(Closed) Thoughts on this situation:

posted 8 years ago in Etiquette
Post # 3
Member
2866 posts
Sugar bee
  • Wedding: September 2010

Yeah that woman needs to be put in her place. It’s your husband’s responsibility to stand up to her. Uninvited guests should NOT just show up at a rehersal dinner.

Of course I’d be pissed in that situation and probably would have taken her to the ladies room and given her a piece of my mind right there.

Post # 5
Member
7173 posts
Busy Beekeeper

What part of what does she think was rude?  The not inviting the kids to the wedding?  Or making the uninvited guests stand around during the RD?

It sounds like you have a lot more issues with your Mother-In-Law than just wedding fallout.

Post # 6
Member
542 posts
Busy bee
  • Wedding: March 2011

Wow!! There is some serious audacity there! I can’t believe they showed up without confirming with you beforehand that it was okay. And if they did get an okay from your Mother-In-Law, then SHE should have let you know they were coming, especially if she just expected you to pay for them. 10 univited guests is A LOT! It doesn’t sound like you guys were rude to them at all, however. What IS rude is your Mother-In-Law showing up way late and just expecting you to pay for guests that you didn’t even invite AND who declined to come to your wedding! How odd….

Sorry you had to deal with this!

Post # 8
Member
237 posts
Helper bee
  • Wedding: July 2011

I would be very upset with your in-laws and I would tell your hubby that he needs to do something about it. It stinks that it made a mess of your big day but it could make a mess if a lot more if he does not get them in their place.

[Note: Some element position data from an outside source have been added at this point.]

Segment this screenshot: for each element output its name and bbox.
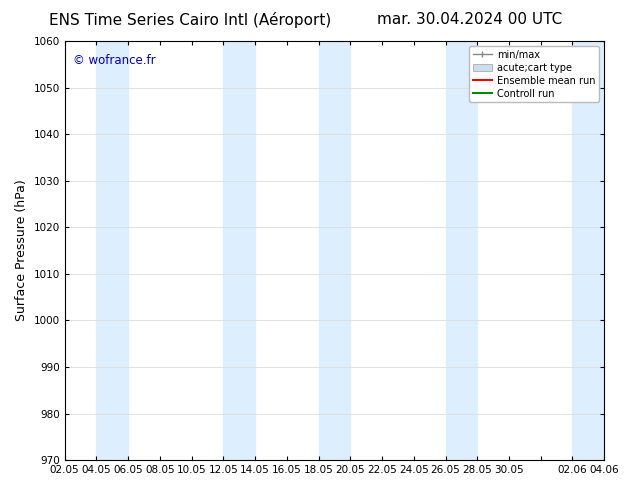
Bar — [223, 41, 255, 460]
Text: ENS Time Series Cairo Intl (Aéroport): ENS Time Series Cairo Intl (Aéroport) — [49, 12, 332, 28]
Y-axis label: Surface Pressure (hPa): Surface Pressure (hPa) — [15, 180, 28, 321]
Bar — [96, 41, 128, 460]
Bar — [446, 41, 477, 460]
Text: © wofrance.fr: © wofrance.fr — [73, 53, 155, 67]
Bar — [573, 41, 604, 460]
Text: mar. 30.04.2024 00 UTC: mar. 30.04.2024 00 UTC — [377, 12, 562, 27]
Bar — [318, 41, 351, 460]
Legend: min/max, acute;cart type, Ensemble mean run, Controll run: min/max, acute;cart type, Ensemble mean … — [469, 46, 599, 102]
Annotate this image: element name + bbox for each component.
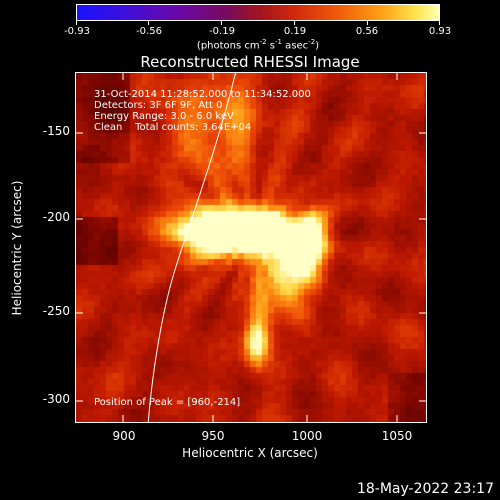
y-tick-label: -300: [42, 392, 70, 406]
solar-limb-line: [147, 73, 237, 422]
plot-title: Reconstructed RHESSI Image: [140, 53, 360, 71]
colorbar-tick-label: 0.93: [428, 26, 452, 37]
x-tick-label: 1050: [381, 429, 413, 443]
rhessi-image: 31-Oct-2014 11:28:52.000 to 11:34:52.000…: [75, 72, 427, 423]
colorbar-tick: [367, 21, 368, 25]
solar-limb-overlay: [147, 73, 237, 422]
x-tick-label: 950: [201, 429, 225, 443]
colorbar-tick: [294, 21, 295, 25]
colorbar-tick: [221, 21, 222, 25]
y-tick-label: -150: [42, 124, 70, 138]
annotation-total-counts: Clean Total counts: 3.64E+04: [94, 122, 252, 133]
colorbar-tick: [76, 21, 77, 25]
annotation-time-range: 31-Oct-2014 11:28:52.000 to 11:34:52.000: [94, 89, 311, 100]
y-axis-label: Heliocentric Y (arcsec): [10, 180, 24, 316]
colorbar: [76, 4, 440, 21]
colorbar-tick-label: 0.19: [283, 26, 307, 37]
x-tick-label: 1000: [291, 429, 323, 443]
x-tick-label: 900: [112, 429, 136, 443]
annotation-energy-range: Energy Range: 3.0 - 6.0 keV: [94, 111, 234, 122]
colorbar-tick-label: -0.19: [209, 26, 235, 37]
y-tick-label: -250: [42, 304, 70, 318]
colorbar-tick-label: -0.56: [136, 26, 162, 37]
colorbar-tick-label: 0.56: [355, 26, 379, 37]
colorbar-tick: [439, 21, 440, 25]
y-tick-label: -200: [42, 210, 70, 224]
colorbar-tick: [148, 21, 149, 25]
colorbar-tick-label: -0.93: [64, 26, 90, 37]
image-heatmap: [76, 73, 426, 422]
render-timestamp: 18-May-2022 23:17: [356, 481, 494, 497]
annotation-detectors: Detectors: 3F 6F 9F, Att 0: [94, 100, 223, 111]
colorbar-unit-label: (photons cm-2 s-1 asec-2): [196, 38, 320, 52]
x-axis-label: Heliocentric X (arcsec): [182, 446, 318, 460]
annotation-peak-position: Position of Peak = [960,-214]: [94, 397, 241, 408]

I must say that I am impressed that you controlled yourself that night – that shows  a lot of character. I don’t know that I would have been able to keep my cool.

 

Post # 9
Member
7173 posts
Busy Beekeeper

@ams12: I think it’s interesting that she says you were rude in a situation she wasn’t even at.

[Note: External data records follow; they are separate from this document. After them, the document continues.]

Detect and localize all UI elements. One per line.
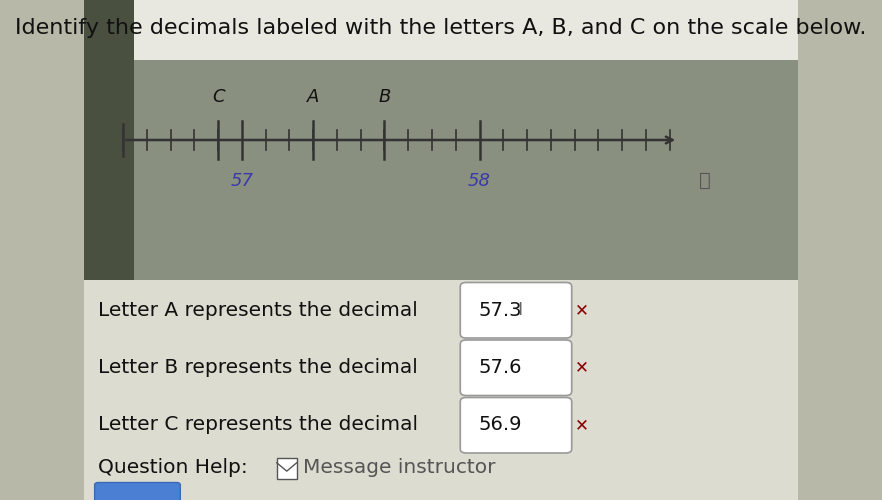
FancyBboxPatch shape xyxy=(460,282,572,338)
Text: ✕: ✕ xyxy=(575,358,588,376)
Text: Question Help:: Question Help: xyxy=(98,458,248,477)
Text: 56.9: 56.9 xyxy=(479,416,522,434)
Text: Message instructor: Message instructor xyxy=(303,458,496,477)
Text: 57.6: 57.6 xyxy=(479,358,522,377)
Text: Letter A represents the decimal: Letter A represents the decimal xyxy=(98,300,418,320)
FancyBboxPatch shape xyxy=(460,340,572,396)
FancyBboxPatch shape xyxy=(460,398,572,453)
Text: C: C xyxy=(212,88,225,106)
Text: A: A xyxy=(307,88,319,106)
Text: Letter C represents the decimal: Letter C represents the decimal xyxy=(98,416,418,434)
Text: ✕: ✕ xyxy=(575,416,588,434)
FancyBboxPatch shape xyxy=(94,482,180,500)
Text: B: B xyxy=(378,88,391,106)
Text: 58: 58 xyxy=(468,172,491,190)
Text: I: I xyxy=(517,301,522,319)
Text: Letter B represents the decimal: Letter B represents the decimal xyxy=(98,358,418,377)
Text: ✕: ✕ xyxy=(575,301,588,319)
Text: 🔍: 🔍 xyxy=(699,170,711,190)
FancyBboxPatch shape xyxy=(84,0,798,60)
Text: Identify the decimals labeled with the letters A, B, and C on the scale below.: Identify the decimals labeled with the l… xyxy=(15,18,867,38)
Text: 57: 57 xyxy=(230,172,253,190)
Text: 57.3: 57.3 xyxy=(479,300,522,320)
FancyBboxPatch shape xyxy=(84,0,134,280)
FancyBboxPatch shape xyxy=(84,0,798,280)
FancyBboxPatch shape xyxy=(84,280,798,500)
FancyBboxPatch shape xyxy=(277,458,296,478)
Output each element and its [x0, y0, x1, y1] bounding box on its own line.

Isn’t that a he-said/she-said type argument – where no one wins?  That’s why I thought it was really about something else….

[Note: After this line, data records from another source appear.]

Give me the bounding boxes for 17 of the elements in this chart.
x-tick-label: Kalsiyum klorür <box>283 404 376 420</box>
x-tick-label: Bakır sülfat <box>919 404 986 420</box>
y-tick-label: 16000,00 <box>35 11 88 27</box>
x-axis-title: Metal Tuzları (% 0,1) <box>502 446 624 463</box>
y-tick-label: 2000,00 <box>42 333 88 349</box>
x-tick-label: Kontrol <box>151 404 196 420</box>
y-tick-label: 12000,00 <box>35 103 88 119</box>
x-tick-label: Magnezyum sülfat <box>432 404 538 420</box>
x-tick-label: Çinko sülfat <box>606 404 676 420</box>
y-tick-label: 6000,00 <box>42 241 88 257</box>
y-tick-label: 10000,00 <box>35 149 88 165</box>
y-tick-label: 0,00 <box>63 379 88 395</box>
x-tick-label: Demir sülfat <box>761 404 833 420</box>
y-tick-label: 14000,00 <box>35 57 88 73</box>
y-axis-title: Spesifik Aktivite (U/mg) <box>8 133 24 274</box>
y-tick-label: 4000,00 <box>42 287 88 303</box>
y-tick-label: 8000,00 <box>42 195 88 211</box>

What does your Darling Husband think about all this?

Post # 11
Member
1235 posts
Bumble bee
  • Wedding: July 2011

Some people need to just go into hiding never to be seen again.

Post # 12
Member
1871 posts
Buzzing bee
  • Wedding: February 2011

Okay, here’s what I think. Please don’t be mad at me.

SO: YES, your inlaws were completely out of line. Your Mother-In-Law is completely out line. Did they commit a major faux pas? Yes, absolutely. Am I on your side, yes, I am. Your Mother-In-Law is totally wrong to be mad–in fact, she should be apologizing.

Having said that, NO, you were not rude. Absolutely not. But you asked an etiquette question, so here’s the answer on that: etiquette is all about how you make someone else feel. It’s your code of conduct that’s not contigent upon how others behave. So even though she is wrong, wrong, wrong, and they were wrong, wrong, wrong, at the end of the day, your in-laws shouldn’t have been made to feel awkward. Now, let me be clear: I believe that you dealt with it gracefully, so I’d be curious to know why specifically she/they felt they were treated rudely.

The topic ‘Thoughts on this situation:’ is closed to new replies.